Question : conversely, if the genus is $g\leq0$ does that imply that the number of integer points is necessarily infinite ?
For example, consider the curve $y^2=ax^2+bx+c$ with $a,b,c\in\mathbb{N}$ and the discriminant of the RHS polynomial in $x$ is $\Delta>0$.
If I understand well, it has degree $2$, so it has genus $g=\frac{(2-1)(2-2)}{2}-s=-s$, where $s$ is the "number of singularities, properly counted".
So here $g\leq 0$. Is the number of integer points then infinite for all those curves ?

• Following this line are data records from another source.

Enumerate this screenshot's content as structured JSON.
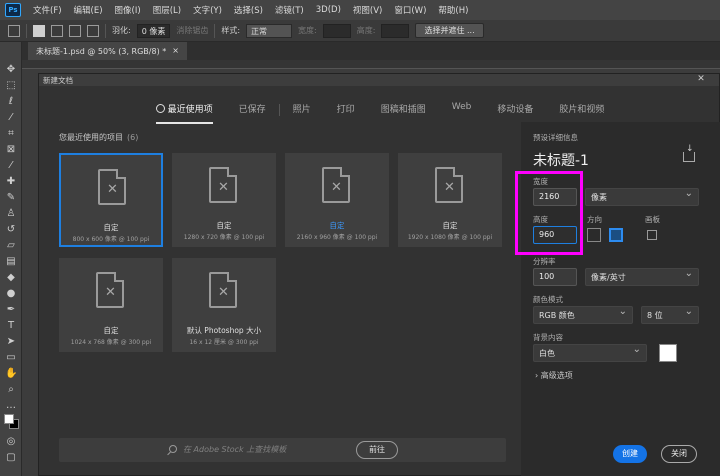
{
  "app": {
    "logo": "Ps",
    "menu": [
      "文件(F)",
      "编辑(E)",
      "图像(I)",
      "图层(L)",
      "文字(Y)",
      "选择(S)",
      "滤镜(T)",
      "3D(D)",
      "视图(V)",
      "窗口(W)",
      "帮助(H)"
    ]
  },
  "options_bar": {
    "feather_label": "羽化:",
    "feather_value": "0 像素",
    "antialias_label": "消除锯齿",
    "style_label": "样式:",
    "style_value": "正常",
    "width_label": "宽度:",
    "height_label": "高度:",
    "select_mask_button": "选择并遮住 ..."
  },
  "document_tab": {
    "title": "未标题-1.psd @ 50% (3, RGB/8) *",
    "close": "×"
  },
  "dialog": {
    "title": "新建文档",
    "close": "✕",
    "tabs": [
      "最近使用项",
      "已保存",
      "照片",
      "打印",
      "图稿和插图",
      "Web",
      "移动设备",
      "胶片和视频"
    ],
    "recent_label": "您最近使用的项目",
    "recent_count": "(6)",
    "recent_items": [
      {
        "name": "自定",
        "dims": "800 x 600 像素 @ 100 ppi"
      },
      {
        "name": "自定",
        "dims": "1280 x 720 像素 @ 100 ppi"
      },
      {
        "name": "自定",
        "dims": "2160 x 960 像素 @ 100 ppi"
      },
      {
        "name": "自定",
        "dims": "1920 x 1080 像素 @ 100 ppi"
      },
      {
        "name": "自定",
        "dims": "1024 x 768 像素 @ 300 ppi"
      },
      {
        "name": "默认 Photoshop 大小",
        "dims": "16 x 12 厘米 @ 300 ppi"
      }
    ],
    "search_placeholder": "在 Adobe Stock 上查找模板",
    "search_go": "前往",
    "preset": {
      "section_label": "预设详细信息",
      "name": "未标题-1",
      "width_label": "宽度",
      "width_value": "2160",
      "width_unit": "像素",
      "height_label": "高度",
      "height_value": "960",
      "orientation_label": "方向",
      "artboard_label": "画板",
      "resolution_label": "分辨率",
      "resolution_value": "100",
      "resolution_unit": "像素/英寸",
      "color_mode_label": "颜色模式",
      "color_mode_value": "RGB 颜色",
      "bit_depth_value": "8 位",
      "background_label": "背景内容",
      "background_value": "白色",
      "advanced_label": "高级选项"
    },
    "create_button": "创建",
    "close_button": "关闭"
  },
  "colors": {
    "accent": "#1473e6",
    "highlight": "#ff00ff",
    "selected_border": "#1e7fe0"
  }
}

No, if $g=0$, then the number of points with integer coordinates is not necessarily infinite. For example, $x^2+y^2=1$ only has four points with integer coordinates, namely $(\pm 1,0)$ and $(0,\pm 1)$. However, other curves of genus $0$ have infinitely many integral points, for example $x^2-2y^2=1$ has infinitely many points with integer coordinates.
In the particular family that you are considering, one can take for example $y^2=7x^2+14x+3$ (with discriminant $14^2-4\cdot 21>0$), and show there are no integral points in the family. (If there was an integral point $(x_0,y_0)$, then reducing modulo $7$ we would reach a contradiction, because $y_0^2\equiv 3 \bmod 7$ is impossible.)